Siamo alla fermata della metro Porta Genova, nella “civilissima” Milano. Il disabile è un giovane manager, Simone Gambirasio, che ha rischiato di farsi male sul montacarichi della metro che, improvvisamente, si è bloccato. Una città all’avanguardia, quella di Milano, anche sul fronte trasporti, ma che non riesce ad assicurare un servizio efficiente ad un disabile che ha il diritto di viaggiare (e lavorare) al pari di tutti gli altri. Peccato che a Porta Genova non ci sia nemmeno un ascensore.

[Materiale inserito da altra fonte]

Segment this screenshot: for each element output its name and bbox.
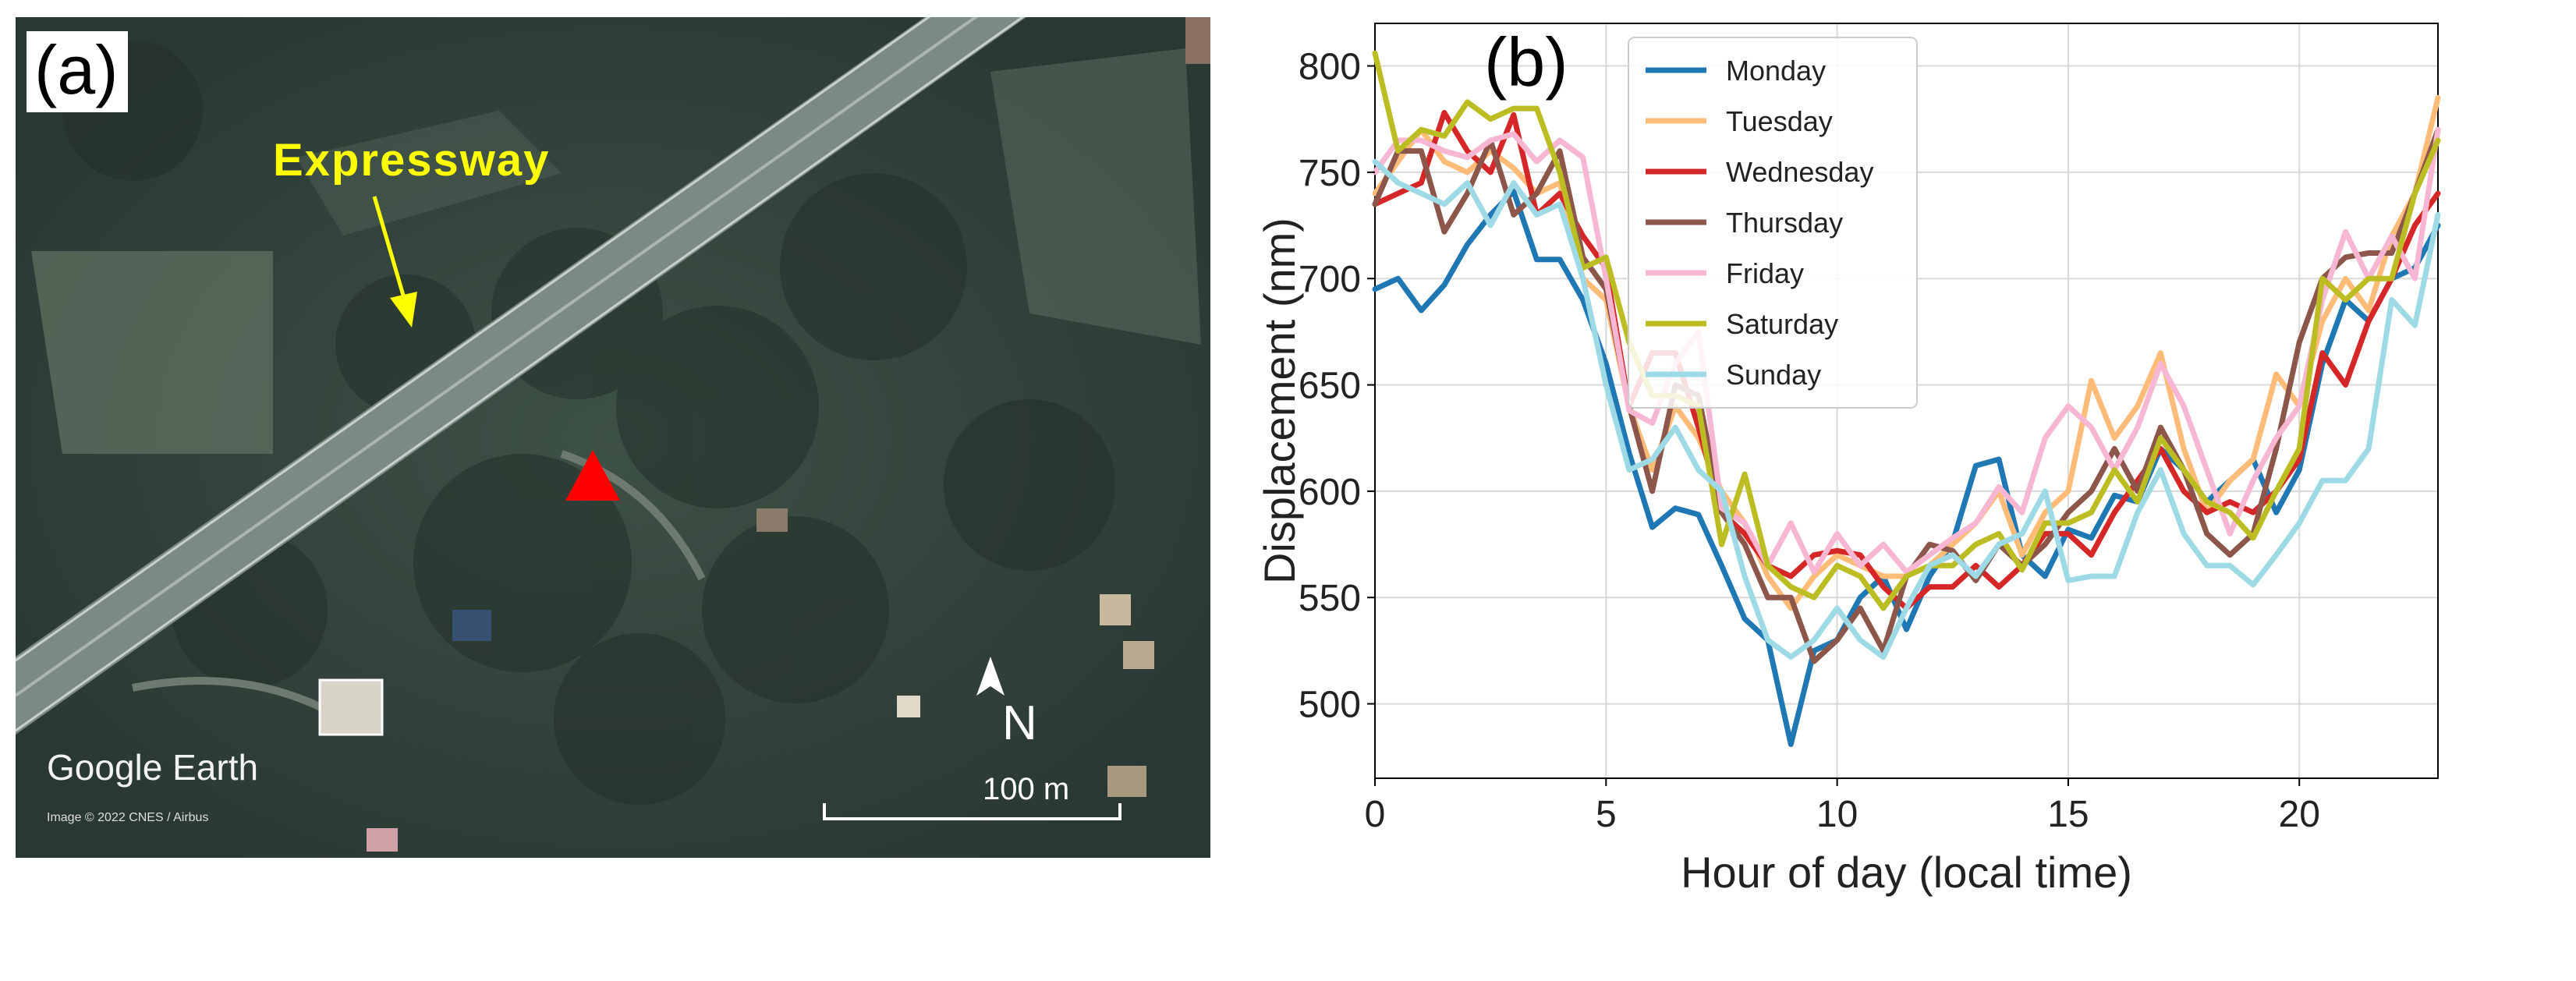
x-tick-label: 10	[1816, 794, 1858, 835]
station-marker	[565, 450, 620, 501]
chart-legend: Monday Tuesday Wednesday Thursday Friday Satu…	[1628, 37, 1918, 409]
north-label: N	[1002, 696, 1037, 750]
expressway-label: Expressway	[273, 135, 551, 186]
satellite-imagery	[16, 17, 1210, 858]
series-line-saturday	[1372, 50, 2441, 611]
legend-label-friday: Friday	[1726, 257, 1804, 289]
scale-bar	[823, 803, 1121, 820]
legend-box	[1628, 37, 1918, 409]
legend-label-tuesday: Tuesday	[1726, 105, 1833, 137]
y-tick-label: 800	[1299, 47, 1361, 88]
legend-label-thursday: Thursday	[1726, 207, 1843, 239]
panel-label-a: (a)	[27, 31, 128, 112]
y-tick-label: 500	[1299, 685, 1361, 726]
satellite-map-panel: (a) Expressway N 100 m Google Earth Imag…	[16, 17, 1210, 858]
y-tick-label: 550	[1299, 578, 1361, 619]
north-arrow-icon	[976, 657, 1005, 696]
legend-label-saturday: Saturday	[1726, 308, 1838, 340]
y-axis-title: Displacement (nm)	[1255, 218, 1304, 584]
y-axis: 500 550 600 650 700 750 800	[1299, 47, 1375, 726]
series-line-monday	[1372, 188, 2441, 747]
plot-frame	[1374, 23, 2439, 779]
panel-label-b: (b)	[1484, 23, 1568, 101]
legend-label-monday: Monday	[1726, 55, 1826, 87]
legend-label-sunday: Sunday	[1726, 359, 1821, 391]
x-axis-title: Hour of day (local time)	[1681, 848, 2132, 897]
imagery-credit: Image © 2022 CNES / Airbus	[47, 811, 209, 824]
y-tick-label: 750	[1299, 153, 1361, 194]
google-earth-brand: Google Earth	[47, 747, 259, 788]
y-tick-label: 650	[1299, 366, 1361, 407]
expressway-arrow	[372, 196, 417, 328]
legend-label-wednesday: Wednesday	[1726, 156, 1873, 188]
y-tick-label: 600	[1299, 472, 1361, 513]
x-axis: 0 5 10 15 20	[1365, 778, 2320, 835]
x-tick-label: 5	[1596, 794, 1617, 835]
x-tick-label: 0	[1365, 794, 1386, 835]
y-tick-label: 700	[1299, 259, 1361, 300]
series-line-sunday	[1372, 158, 2441, 660]
series-lines	[1372, 50, 2441, 747]
scale-label: 100 m	[983, 772, 1070, 806]
displacement-chart: 500 550 600 650 700 750 800 0 5 10 15 20 (b) Displ…	[1255, 23, 2441, 897]
x-tick-label: 15	[2047, 794, 2089, 835]
x-tick-label: 20	[2279, 794, 2320, 835]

Le disavventure di un disabile a Milano

Questo il racconto di Simone Gambirasio su Facebook (accompagnato da un video a testimonianza dell’accaduto, ndr): “Mentre scendevo sereno, il montacarichi ha fatto un rumore assurdo, poi è partita una rotella volando sulle scale e si è incrinato in avanti, bloccandosi. Ho rischiato di precipitare dalle scale con addosso tutto il peso della mia sedia a rotelle. Mi sono spaventato. Per fortuna mi sono fermato in una parte più pianeggiante della scalinata: urlando e chiedendo aiuto ai passanti, hanno fatto accorgere degli addetti ATM che a forza hanno raddrizzato il montascale. Ma non potevo scendere”.

Disabile 40 minuti su una pedana pericolante

“Sono rimasto 40 minuti su una pedana pericolante, in attesa dei vigili del fuoco. Dopo 40 minuti, infatti, è arrivato un tecnico, che ha fatto scendere il montascale con una procedura improvvisata e con una ruota in meno. Una volta sceso sono arrivati, proprio in quel momento, i Vigili” ha scritto Gambirasio. “Dobbiamo vivere e lavorare subito, non possiamo attendere qualcosa che è già indietro di almeno 10 anni” ha concluso.